Guest stars are not the only geek credentials on the show either. The dialog is filled with sneaky references to other shows, films and comics, Star Wars and comic books get the majority of the screen time but the show also has time for lesser-spotted fandoms like Twister and Tomb Raider. Agent Pete Lattimer is shown as a comic book fan and collector who is beyond thrilled when given rare issues as gifts, and even the episode titles have been known to sneak in a subtle reference such as Episode 4.1, cunningly titled A New Hope.
They All Live in a
Yellow Submarine White B&B
The main Warehouse agents all live together in a B&B in the small South Dakota town of Univille when not on the road hunting down artifacts. This creates a deep sense of family between the group which has grown over the seasons and is rarely seen elsewhere.
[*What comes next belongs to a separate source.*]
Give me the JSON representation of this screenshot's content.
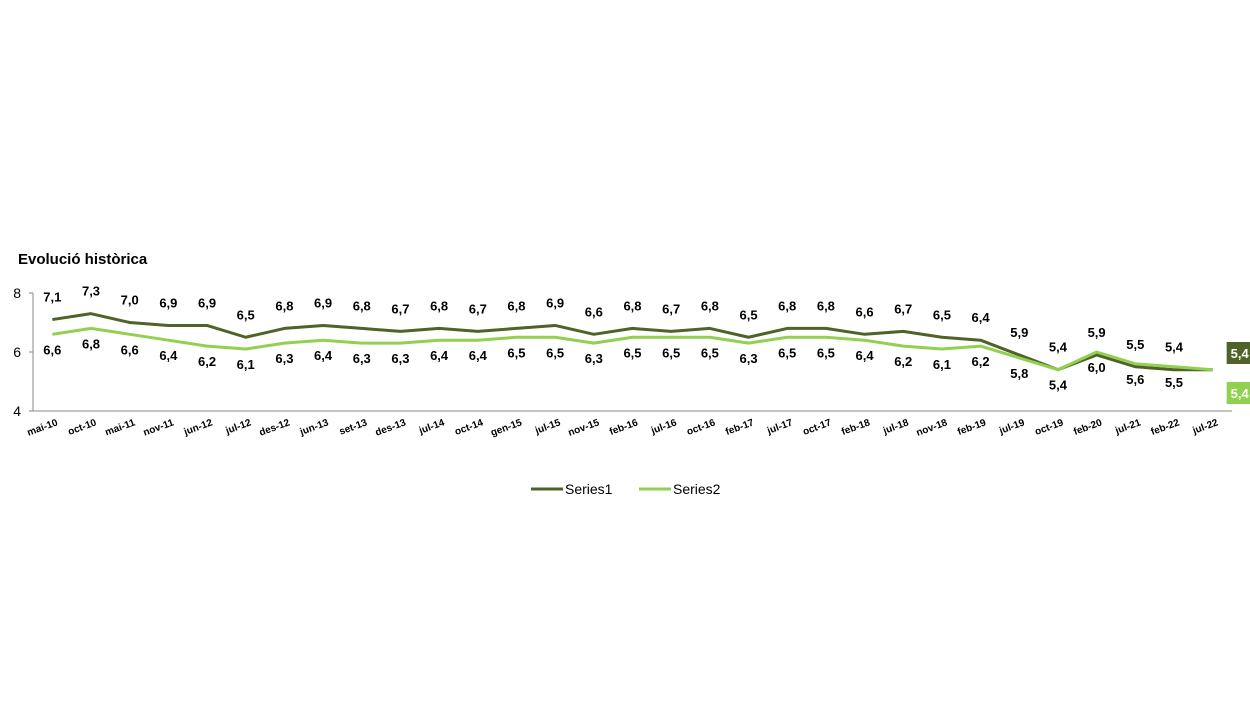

Fans of the show often talk about the Warehouse family with Artie as a father figure, Leena as a mother, Pete & Myka as squabbling older siblings and Claudia as the baby. This tight bond helps increase the emotional weight of plots where one or more of the agents is in jeopardy and also ups the ante when admitting a new member to the group as the cost of disloyalty is so much higher.
For me the best thing about Warehouse 13 is how joyously happy it is.
It really is a show with an immense feel-good factor. Even when dealing with artifacts that have the potential to kill millions, the Warehouse agents manage to stay upbeat and keep the show light whilst showing the viewers the darkness around them. The dialog is often hilarious, especially between teenage Junior Agent Claudia and the older Artie Nielsen who delight in antagonizing one another especially over issue of age.
Claudia: That’s why it’s a 24-hour stopwatch because Magellan was the first one to sail all around the world.
Artie: So you actually paid attention in fifth grade?
Claudia: Yes, now think back to your youth, and try to remember what he said to you on deck the night he crossed the International Date Line.
Right now, there are a lot of brilliant yet deadly serious shows hitting our screens. New shows Hannibal and Defiance standing testament to this alongside current hits like Game of Thrones and The Walking Dead.
Warehouse 13 offers some relief from these with its humorous approach to stories that could otherwise be deeply depressing. Sometimes a bit of light-hearted fun is what we all need.